- Folha de S. Paulo
Com Nicarágua, Turcomenistão e Belarus, Brasil forma grupo dos quatro
Na capa da edição de 12 de novembro de 2009, a revista inglesa The Economist trazia a imagem do Cristo Redentor disparando do Corcovado como um foguete, para ilustrar as projeções da crescente importância do Brasil na cena internacional. Pouco depois, o Council of Foreign Relations, renomado centro de estudos americano, afirmava que o Brasil “faz parte da reduzida lista de países destinados a definir o século 21”.
Não sendo uma potência econômica nem militar, o Brasil construiu sua reputação internacional assentado no que os estudiosos chamam “poder suave” —a capacidade de influenciar o comportamento de outras nações pela persuasão e não pelas armas ou pelo dinheiro.
Nas últimas décadas, de fato, o país atuou com firmeza nas organizações multilaterais, formando coalizões para engrossar a voz dos países em desenvolvimento. Criou o fórum IBSA, participou da articulação do grupo dos Brics. Entrou para o G20, o grupo de ministros das finanças e dirigentes de bancos centrais das maiores economias do mundo. Fez-se ainda protagonista de primeira grandeza no debate das medidas destinadas a limitar os efeitos das mudanças climáticas.
Embora pouco lembrada, a diplomacia da saúde foi outra iniciativa relevante no exercício do poder suave. Ancorado na experiência de implantação de um dos maiores sistema de saúde pública do mundo, o SUS, e na política bem-sucedida de tratamento do HIV/Aids, premiada pela Unesco, o país levou adiante uma ação internacional digna de nota no terreno da saúde global.

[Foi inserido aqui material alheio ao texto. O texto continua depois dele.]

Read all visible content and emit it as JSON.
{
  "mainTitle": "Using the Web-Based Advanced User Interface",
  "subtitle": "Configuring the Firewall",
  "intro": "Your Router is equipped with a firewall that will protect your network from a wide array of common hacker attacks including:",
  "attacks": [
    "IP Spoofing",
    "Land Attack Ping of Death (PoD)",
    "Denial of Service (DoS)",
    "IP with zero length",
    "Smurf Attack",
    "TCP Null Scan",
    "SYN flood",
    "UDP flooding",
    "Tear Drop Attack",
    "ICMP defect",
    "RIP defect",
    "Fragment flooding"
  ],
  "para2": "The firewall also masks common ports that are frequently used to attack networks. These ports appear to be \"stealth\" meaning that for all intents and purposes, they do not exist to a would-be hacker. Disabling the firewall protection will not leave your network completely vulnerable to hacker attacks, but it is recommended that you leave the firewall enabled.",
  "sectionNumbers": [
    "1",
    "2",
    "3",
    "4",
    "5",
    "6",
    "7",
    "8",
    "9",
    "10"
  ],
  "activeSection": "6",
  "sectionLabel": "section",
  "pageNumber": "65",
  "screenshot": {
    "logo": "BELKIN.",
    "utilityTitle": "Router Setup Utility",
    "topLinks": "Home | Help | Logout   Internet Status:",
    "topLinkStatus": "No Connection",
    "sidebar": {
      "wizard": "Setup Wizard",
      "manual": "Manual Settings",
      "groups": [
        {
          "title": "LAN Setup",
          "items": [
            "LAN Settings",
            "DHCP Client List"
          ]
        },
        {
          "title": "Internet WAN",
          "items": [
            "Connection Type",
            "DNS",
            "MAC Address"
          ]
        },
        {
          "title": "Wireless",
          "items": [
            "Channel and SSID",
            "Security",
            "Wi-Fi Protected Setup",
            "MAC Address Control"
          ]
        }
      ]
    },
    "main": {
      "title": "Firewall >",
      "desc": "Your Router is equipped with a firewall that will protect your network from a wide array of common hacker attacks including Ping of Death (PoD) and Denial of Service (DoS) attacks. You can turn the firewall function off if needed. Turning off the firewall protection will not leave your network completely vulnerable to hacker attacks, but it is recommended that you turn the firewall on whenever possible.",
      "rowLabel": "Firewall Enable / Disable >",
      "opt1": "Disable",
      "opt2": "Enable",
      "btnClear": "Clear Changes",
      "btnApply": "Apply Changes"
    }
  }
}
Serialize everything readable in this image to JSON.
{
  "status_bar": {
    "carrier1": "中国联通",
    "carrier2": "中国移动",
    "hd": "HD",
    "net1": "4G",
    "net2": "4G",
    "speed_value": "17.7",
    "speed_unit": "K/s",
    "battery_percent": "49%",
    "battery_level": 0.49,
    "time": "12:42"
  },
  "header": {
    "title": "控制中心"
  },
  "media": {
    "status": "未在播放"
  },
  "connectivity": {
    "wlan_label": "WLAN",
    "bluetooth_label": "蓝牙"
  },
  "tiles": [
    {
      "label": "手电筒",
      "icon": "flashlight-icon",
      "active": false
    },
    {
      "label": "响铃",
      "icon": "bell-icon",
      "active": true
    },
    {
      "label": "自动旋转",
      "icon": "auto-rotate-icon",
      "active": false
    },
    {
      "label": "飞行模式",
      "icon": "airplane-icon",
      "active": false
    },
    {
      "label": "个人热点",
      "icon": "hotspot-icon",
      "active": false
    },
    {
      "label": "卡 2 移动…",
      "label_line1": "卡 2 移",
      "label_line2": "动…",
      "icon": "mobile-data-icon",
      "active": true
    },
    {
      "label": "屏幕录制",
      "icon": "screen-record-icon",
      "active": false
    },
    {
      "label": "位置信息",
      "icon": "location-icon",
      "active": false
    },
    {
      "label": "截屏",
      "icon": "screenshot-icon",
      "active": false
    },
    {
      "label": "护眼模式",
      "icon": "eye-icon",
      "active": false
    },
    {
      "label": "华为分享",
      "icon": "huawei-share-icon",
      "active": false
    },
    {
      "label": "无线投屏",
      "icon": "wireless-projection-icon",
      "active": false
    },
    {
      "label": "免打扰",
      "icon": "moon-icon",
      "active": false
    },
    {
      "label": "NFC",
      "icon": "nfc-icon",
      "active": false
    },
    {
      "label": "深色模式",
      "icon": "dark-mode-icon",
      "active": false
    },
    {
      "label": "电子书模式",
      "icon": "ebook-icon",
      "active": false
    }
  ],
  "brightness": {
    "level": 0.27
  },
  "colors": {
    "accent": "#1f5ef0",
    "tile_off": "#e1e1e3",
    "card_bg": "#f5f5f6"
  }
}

Em 2001, com José Serra no Ministério da Saúde e em aliança com a Índia e a África do Sul, obteve histórica vitória na disputa com os Estados Unidos sobre quebra da patente de medicamentos de combate à Aids. Em 2003, o país teve papel importante na aprovação do Convenção Quadro sobre Controle do Tabaco da Organização Mundial da Saúde (OMS). Nossa cooperação técnica internacional se expandiu muito. Acordos com países da América Latina e da África permitiram compartilhar conhecimentos em saúde pública e controle epidemiológico de doenças tropicais.
Tudo isso ficou no passado. O Brasil tem hoje a desonrosa distinção de ser incluído no grupo de quatro países governados por dementes que negam a gravidade da pandemia do coronavírus. Três deles —Nicarágua, Turcomenistão e Belarus— são ditaduras.
Na madrugada de ontem, por sinal, nosso minúsculo chanceler usou o Twitter para falar do “comunavírus” e atacar a OMS, suposta ponta de lança do globalismo, segundo ele, a nova cara do comunismo. Pelo menos sabemos como fomos parar na liga dos insanos.
*Maria Hermínia Tavares, professora titular aposentada de ciência política da USP e pesquisadora do Cebrap.